[17/4/2002]
El viajero del tiempo llega al mundo del futuro
Hoy: Cristales y radios
El hombre del traje metálico sacó del bolsillo un cristal transparente, del tamaño de una pelota de ping-pong. Lo insertó en una depresión de la máquina y se sentó en la butaca derecha. Ante él se desplegó una consola con diales y botones. A mí me invitó a ocupar la butaca izquierda.
Las luces decrecieron hasta dejarnos casi a oscuras. Al mismo tiempo, la pared de enfrente empezó a brillar y se cubrió con un remolino de letras de colores.
—La biblioteca mundial —anunció el hombre del traje metálico, mientras las letras formaban títulos veloces, páginas en movimiento, párrafos en forma de río.
El hombre pulsó dos botones, giró un dial. Una escritura de aspecto antiguo llenó la pared.
—Shakespeare —dijo el hombre.
Rápidamente, partituras complejas ocuparon su lugar.
—Bach —dijo el hombre—. Piribí porobó, piribí porobó, piribí porobó lo ló —tarareó la melodía del primer movimiento del tercer Concierto Brandeburgués.
El hombre manipulaba el contenido de la pared moviendo los controles como un músico virtuoso ejecuta su instrumento. Las partituras dieron lugar a un reguero de fórmulas, que terminó en un radiante “e igual a emecé al cuadrado”.
—¡Einstein! —exclamó el hombre del traje métálico.
El río de información se ensanchó y la corriente se hizo más lenta, convertida en una lista de títulos, aparentemente infinita. El hombre del traje metálico me miró con una sonrisa de satisfacción.
—Toda la sabiduría que ha acumulado el ser humano está aquí -dijo, señalando el cristal que había sacado de su bolsillo—. Cada libro escrito por el hombre, cada descubrimiento científico, cada obra de arte.
Volvió a extraer el cristal de su nicho y lo elevó a la altura de su frente, con un gesto de veneración.
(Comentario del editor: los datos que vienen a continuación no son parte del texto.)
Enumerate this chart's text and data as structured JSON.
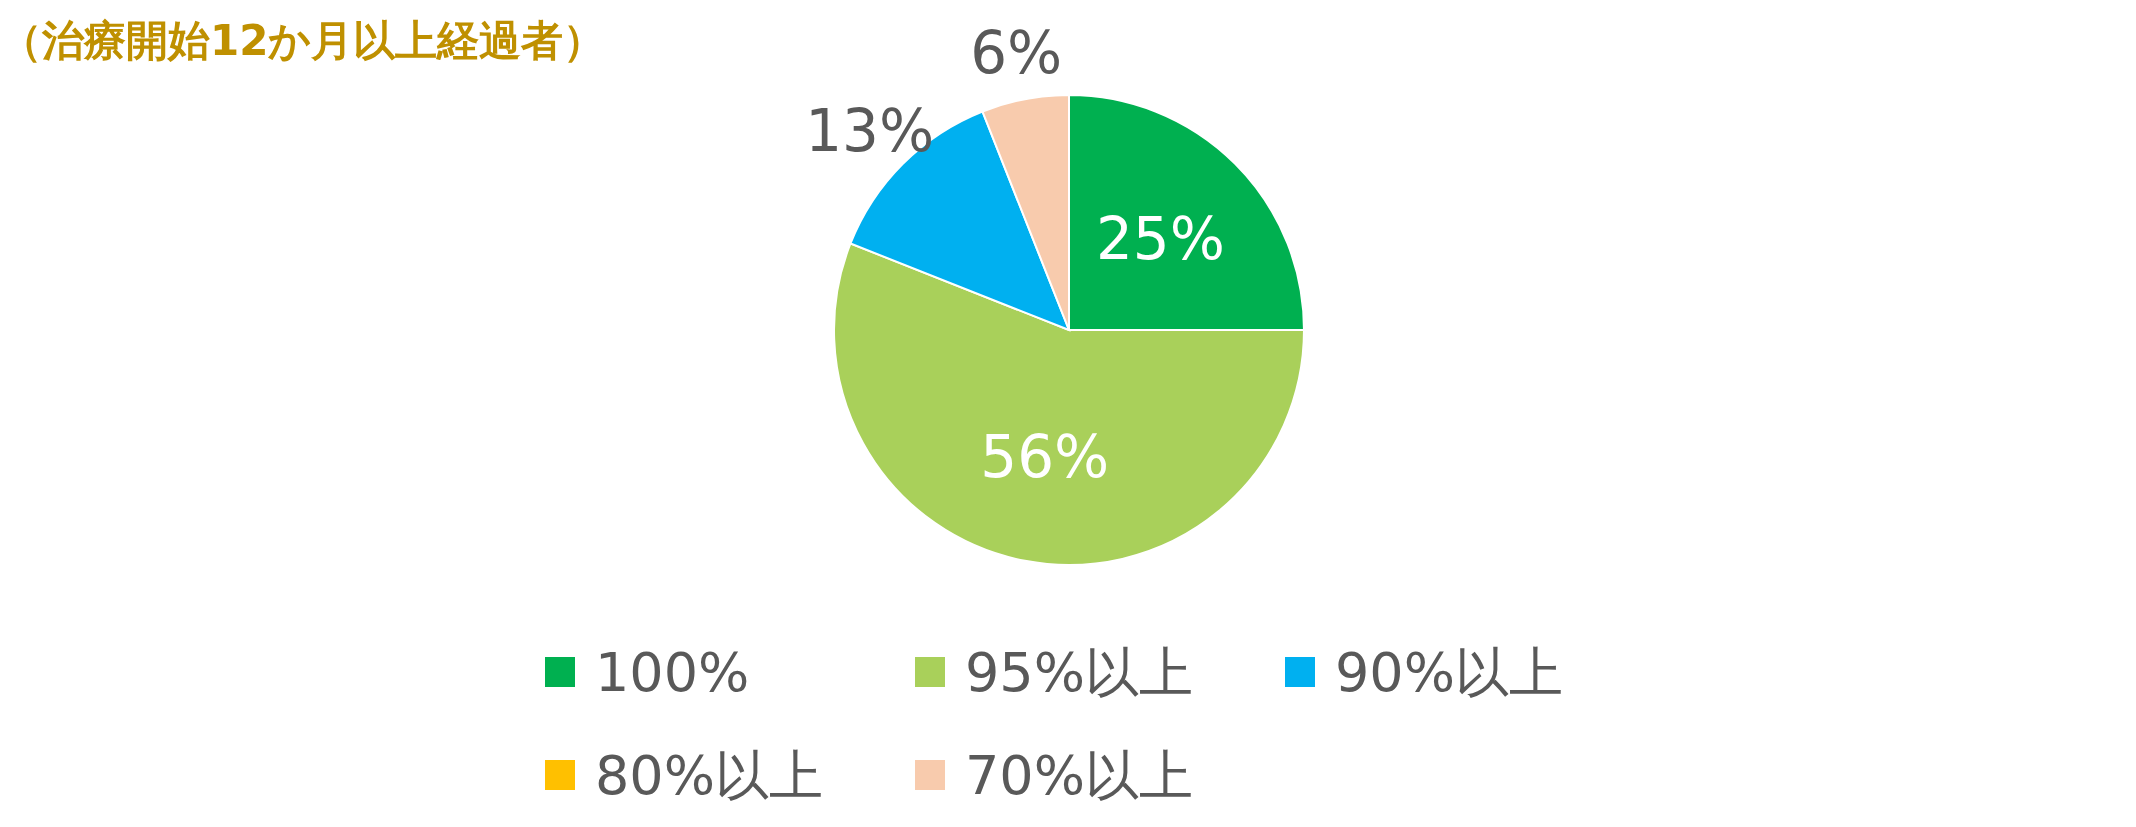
{
  "chart_data": {
    "type": "pie",
    "title": "（治療開始12か月以上経過者）",
    "categories": [
      "100%",
      "95%以上",
      "90%以上",
      "80%以上",
      "70%以上"
    ],
    "values": [
      25,
      56,
      13,
      0,
      6
    ],
    "colors": [
      "#00b050",
      "#a9d05a",
      "#00b0f0",
      "#ffc000",
      "#f8cbad"
    ],
    "value_labels": [
      "25%",
      "56%",
      "13%",
      null,
      "6%"
    ],
    "legend": "bottom"
  }
}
De inmediato, la pared se apagó y las luces volvieron a la normalidad. La consola se replegó a un lado de la butaca.
—Toda persona -continuó- recibe un cristal como este cuando cumple los doce años. Y luego, cada lustro o cada década, le es permitido peregrinar al Centro Mundial para actualizar la información. Porque, ¿sabe? —hizo una pausa—. ¡En el cristal aún queda espacio libre!
El cristal y la pared luminosa no eran las únicas sorpresas que iba a recibir ese día. El hombre del traje metálico me señaló un mueble no muy diferente de una radio común y corriente. Lo encendió y empezó a mover el dial. Un sonido como el que haría un telegrafista inhumanamente rápido emergió del parlante.
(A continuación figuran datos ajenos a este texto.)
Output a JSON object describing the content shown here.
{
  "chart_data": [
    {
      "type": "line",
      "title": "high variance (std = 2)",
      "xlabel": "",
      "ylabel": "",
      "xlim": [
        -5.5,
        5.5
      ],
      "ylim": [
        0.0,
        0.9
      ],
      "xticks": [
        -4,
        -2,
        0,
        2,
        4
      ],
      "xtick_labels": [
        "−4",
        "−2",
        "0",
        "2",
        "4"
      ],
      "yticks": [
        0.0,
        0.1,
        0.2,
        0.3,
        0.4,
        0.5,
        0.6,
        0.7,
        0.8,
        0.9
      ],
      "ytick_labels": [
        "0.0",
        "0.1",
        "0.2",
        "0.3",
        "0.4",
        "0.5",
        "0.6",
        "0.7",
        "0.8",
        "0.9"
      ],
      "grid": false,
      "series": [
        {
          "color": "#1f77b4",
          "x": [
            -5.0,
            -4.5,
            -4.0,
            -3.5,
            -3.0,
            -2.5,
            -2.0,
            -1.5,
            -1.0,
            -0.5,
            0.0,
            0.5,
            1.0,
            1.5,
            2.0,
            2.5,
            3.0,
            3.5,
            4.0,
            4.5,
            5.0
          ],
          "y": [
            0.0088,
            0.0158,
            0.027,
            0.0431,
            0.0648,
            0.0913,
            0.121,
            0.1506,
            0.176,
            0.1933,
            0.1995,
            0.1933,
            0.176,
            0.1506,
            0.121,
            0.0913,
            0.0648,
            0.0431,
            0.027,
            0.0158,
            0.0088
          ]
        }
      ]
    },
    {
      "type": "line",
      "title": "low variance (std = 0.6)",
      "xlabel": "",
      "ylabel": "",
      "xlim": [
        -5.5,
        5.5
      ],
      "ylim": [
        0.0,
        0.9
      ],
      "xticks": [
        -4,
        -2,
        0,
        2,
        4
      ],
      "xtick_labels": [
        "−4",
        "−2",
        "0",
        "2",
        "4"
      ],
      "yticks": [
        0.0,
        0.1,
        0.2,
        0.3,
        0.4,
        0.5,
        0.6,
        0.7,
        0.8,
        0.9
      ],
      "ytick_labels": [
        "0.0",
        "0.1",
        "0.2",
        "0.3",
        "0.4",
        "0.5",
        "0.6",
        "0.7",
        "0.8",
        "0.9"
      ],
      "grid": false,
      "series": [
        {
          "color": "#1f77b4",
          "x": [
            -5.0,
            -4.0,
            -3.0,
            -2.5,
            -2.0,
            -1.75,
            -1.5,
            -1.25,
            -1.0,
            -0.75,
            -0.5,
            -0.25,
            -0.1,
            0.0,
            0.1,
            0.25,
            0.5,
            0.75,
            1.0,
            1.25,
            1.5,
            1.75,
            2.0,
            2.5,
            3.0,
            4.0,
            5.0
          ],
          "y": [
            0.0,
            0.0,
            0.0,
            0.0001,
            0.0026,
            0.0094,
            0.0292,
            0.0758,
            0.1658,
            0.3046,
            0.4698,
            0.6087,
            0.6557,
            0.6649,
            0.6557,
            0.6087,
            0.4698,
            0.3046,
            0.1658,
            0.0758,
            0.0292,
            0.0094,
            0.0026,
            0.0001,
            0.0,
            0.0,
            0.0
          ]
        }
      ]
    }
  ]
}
—Habrá reconocido el código Morse, sólo que acelerado —dijo el hombre—. Pues bien, este aparato es nuestra radio-periódico. Vea lo que sucede ahora.
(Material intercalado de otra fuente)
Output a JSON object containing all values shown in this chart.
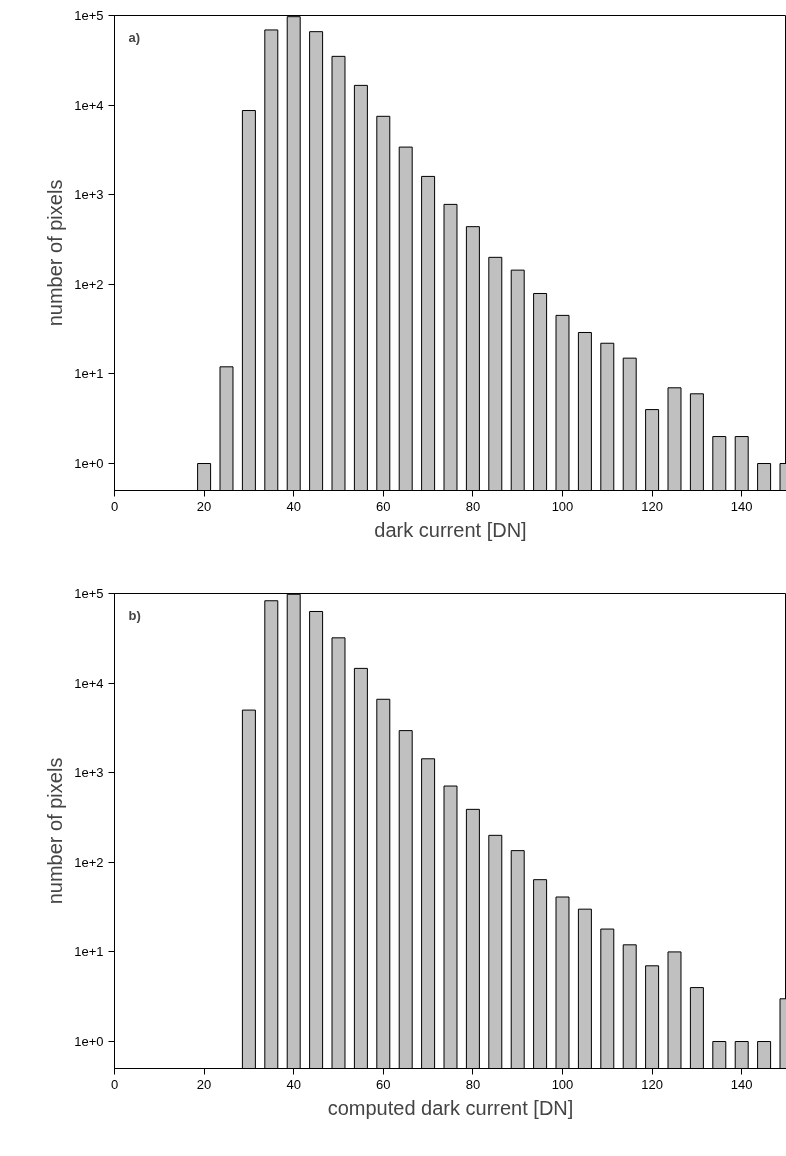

Pulsó un gran botón rojo, y de una ranura que antes no había visto empezó a salir una tira de papel, de unos diez centímetros de ancho. Estaba escrita por la parte superior:
“CAOS EN LA LUNA. La rebelión de los robots se extiende por las cúpulas.”
No alcancé a leer más. El hombre arrancó la tira de papel con rabia.
—¡Siempre malas noticias! —exclamó, mientras la arrojaba, arrugada, a un rincón de la habitación.
—Igual es una maravilla —traté de consolarlo.
(Continuará.)
(Con respeto, a los escritores de ciencia ficción que inventaron el futuro durante el siglo pasado.)
Siempre me divirtió el “retrofuturo” (palabra que en el año 2002 yo no conocía, o tal vez no existía). La idea de este capítulo de una supuesta novela era, como queda claro, parodiar lo que se pudo haber predicho en otra época sobre este mundo de computadoras e Internet. En los días siguientes escribí dos capítulos más, y ahí quedó el tema.
Pero el título me siguió picando durante todo este tiempo. Hasta que el año pasado escribí una novela (auténtica esta vez) llamada El viajero del tiempo llega al mundo del futuro, que no incluye ninguno de estos capítulos de 2002, pero tiene como tema el retrofuturo. La acaba de publicar el Grupo Editorial Norma.